Revision as of 20:15, 4 May 2011

GAD

Lehite GN 1. City, burned with fire ca. 34 AD, along with LAMAN, JOSH, and KISHKUMEN (3 Nephi 9:10)

It is most likely that this NEPHITE GN comes from the PN of the first person who settled the city. The root gād in Hebrew means “fortune, luck, riches, etc.,” and is quite common in Hebrew, including GAD, one of the twelve sons of JACOB (ISRAEL). Footnote 1. The name appears in texts near the time of LEHI (JAT). Footnote 2.
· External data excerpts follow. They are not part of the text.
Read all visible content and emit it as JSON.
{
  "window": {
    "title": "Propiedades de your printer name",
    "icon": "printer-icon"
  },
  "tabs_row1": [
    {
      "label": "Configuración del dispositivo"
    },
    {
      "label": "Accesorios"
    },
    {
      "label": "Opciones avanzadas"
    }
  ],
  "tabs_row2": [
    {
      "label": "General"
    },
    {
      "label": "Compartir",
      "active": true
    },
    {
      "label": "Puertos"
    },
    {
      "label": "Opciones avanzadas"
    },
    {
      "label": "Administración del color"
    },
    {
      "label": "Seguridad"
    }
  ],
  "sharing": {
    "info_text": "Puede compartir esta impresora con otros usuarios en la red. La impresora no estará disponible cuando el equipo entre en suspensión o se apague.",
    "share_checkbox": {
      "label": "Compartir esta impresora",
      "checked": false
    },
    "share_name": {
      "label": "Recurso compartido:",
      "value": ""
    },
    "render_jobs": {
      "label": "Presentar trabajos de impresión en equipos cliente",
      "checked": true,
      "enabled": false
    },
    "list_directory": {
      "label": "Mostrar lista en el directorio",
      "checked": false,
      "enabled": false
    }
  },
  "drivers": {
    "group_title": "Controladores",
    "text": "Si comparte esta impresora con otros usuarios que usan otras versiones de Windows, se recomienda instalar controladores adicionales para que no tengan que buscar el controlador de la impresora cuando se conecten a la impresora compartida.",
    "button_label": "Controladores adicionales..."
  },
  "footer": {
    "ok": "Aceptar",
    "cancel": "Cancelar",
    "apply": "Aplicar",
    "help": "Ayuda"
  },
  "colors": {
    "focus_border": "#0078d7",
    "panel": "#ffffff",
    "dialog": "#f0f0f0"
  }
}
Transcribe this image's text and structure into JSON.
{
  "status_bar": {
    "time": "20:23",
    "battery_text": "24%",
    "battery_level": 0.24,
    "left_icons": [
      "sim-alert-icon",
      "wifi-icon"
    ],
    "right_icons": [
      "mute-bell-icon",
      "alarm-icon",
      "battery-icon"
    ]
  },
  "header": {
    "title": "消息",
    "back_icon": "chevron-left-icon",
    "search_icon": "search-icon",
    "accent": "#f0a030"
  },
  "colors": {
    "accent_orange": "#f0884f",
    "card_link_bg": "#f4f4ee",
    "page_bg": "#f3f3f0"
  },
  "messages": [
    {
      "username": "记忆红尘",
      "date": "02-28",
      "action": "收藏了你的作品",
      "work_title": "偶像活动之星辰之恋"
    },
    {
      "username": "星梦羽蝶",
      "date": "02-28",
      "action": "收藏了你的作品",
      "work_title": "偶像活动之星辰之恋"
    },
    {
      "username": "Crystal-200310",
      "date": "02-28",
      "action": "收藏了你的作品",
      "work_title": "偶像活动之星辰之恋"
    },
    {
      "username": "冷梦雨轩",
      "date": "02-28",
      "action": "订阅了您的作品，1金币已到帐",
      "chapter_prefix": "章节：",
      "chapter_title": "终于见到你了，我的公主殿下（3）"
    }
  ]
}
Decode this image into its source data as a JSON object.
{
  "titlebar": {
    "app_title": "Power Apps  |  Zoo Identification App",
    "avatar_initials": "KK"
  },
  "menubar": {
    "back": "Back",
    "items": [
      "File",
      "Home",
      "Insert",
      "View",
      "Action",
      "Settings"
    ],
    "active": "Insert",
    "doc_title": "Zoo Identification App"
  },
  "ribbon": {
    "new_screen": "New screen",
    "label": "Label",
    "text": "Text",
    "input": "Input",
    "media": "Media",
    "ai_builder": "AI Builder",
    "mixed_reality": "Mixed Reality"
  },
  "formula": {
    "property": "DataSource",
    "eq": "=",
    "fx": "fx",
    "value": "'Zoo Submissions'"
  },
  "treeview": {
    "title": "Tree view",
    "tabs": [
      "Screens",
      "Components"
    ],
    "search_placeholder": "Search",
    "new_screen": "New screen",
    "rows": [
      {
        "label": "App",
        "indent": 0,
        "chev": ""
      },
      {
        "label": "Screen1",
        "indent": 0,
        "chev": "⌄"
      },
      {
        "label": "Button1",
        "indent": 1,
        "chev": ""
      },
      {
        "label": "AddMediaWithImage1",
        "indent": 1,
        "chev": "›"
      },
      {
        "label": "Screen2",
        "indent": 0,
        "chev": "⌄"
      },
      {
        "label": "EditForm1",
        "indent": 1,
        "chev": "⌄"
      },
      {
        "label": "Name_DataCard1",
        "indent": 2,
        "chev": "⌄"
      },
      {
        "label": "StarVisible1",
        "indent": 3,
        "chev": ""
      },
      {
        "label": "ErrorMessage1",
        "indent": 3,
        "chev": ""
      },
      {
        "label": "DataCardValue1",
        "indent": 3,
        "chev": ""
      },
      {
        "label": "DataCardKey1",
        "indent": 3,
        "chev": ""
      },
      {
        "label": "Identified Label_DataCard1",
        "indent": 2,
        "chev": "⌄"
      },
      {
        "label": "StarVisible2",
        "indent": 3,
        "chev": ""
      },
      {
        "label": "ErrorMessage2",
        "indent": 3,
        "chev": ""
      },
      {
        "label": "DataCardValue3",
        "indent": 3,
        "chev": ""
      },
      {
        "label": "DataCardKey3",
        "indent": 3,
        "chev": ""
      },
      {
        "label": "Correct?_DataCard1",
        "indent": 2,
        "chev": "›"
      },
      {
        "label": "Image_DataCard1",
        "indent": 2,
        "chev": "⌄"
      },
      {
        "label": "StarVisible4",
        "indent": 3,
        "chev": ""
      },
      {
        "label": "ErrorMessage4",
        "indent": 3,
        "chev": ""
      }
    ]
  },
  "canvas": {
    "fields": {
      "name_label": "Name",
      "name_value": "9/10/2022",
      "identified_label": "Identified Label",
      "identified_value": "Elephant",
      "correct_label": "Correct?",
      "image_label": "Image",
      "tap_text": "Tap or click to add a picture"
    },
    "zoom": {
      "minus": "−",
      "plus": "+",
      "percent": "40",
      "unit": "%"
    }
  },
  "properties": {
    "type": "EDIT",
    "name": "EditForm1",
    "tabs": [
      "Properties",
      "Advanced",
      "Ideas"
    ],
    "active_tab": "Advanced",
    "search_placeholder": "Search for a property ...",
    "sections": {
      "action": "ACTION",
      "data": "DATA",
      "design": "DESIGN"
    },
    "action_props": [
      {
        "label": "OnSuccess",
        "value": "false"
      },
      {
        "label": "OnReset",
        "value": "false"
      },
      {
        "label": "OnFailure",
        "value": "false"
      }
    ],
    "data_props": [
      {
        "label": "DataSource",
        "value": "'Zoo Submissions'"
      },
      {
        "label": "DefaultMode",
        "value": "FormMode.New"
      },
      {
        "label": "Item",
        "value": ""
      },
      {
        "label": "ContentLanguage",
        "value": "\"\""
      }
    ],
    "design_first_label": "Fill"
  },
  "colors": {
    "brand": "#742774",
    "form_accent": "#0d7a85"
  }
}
Less likely, though not impossible is gd, “coriander.” For an example of a Near Eastern GN coming from a plant, see the Arabic GN Ras Shamra, “cape fennel” (JH).

Cf. Book of Mormon GID, AMGID, AMNIGADDAH, GADIANDI, GADIANTON/GADDIANTON, GADIOMNAH, et al.

Notes


Bibliography

Albright, William F. Yahweh and the Gods of Canaan: A Historical Analysis of Two Contrasting Faiths. Doubleday, 1968.

Hobbs, T. R. “Gadi,” in D. N. Freedman, ed., Anchor Bible Dictionary, 6 vols., II: 868. NY: Doubleday, 1992.

Maier, Walter, III. “Gad (Deity),” in D. N. Freedman, ed., Anchor Bible Dictionary, 6 vols., II: 863–64. NY: Doubleday, 1992.

Zevot, Ziony. Matres Lectionis in Ancient Hebrew Epigraphs. Cambridge, Mass.: ASOR, 1980.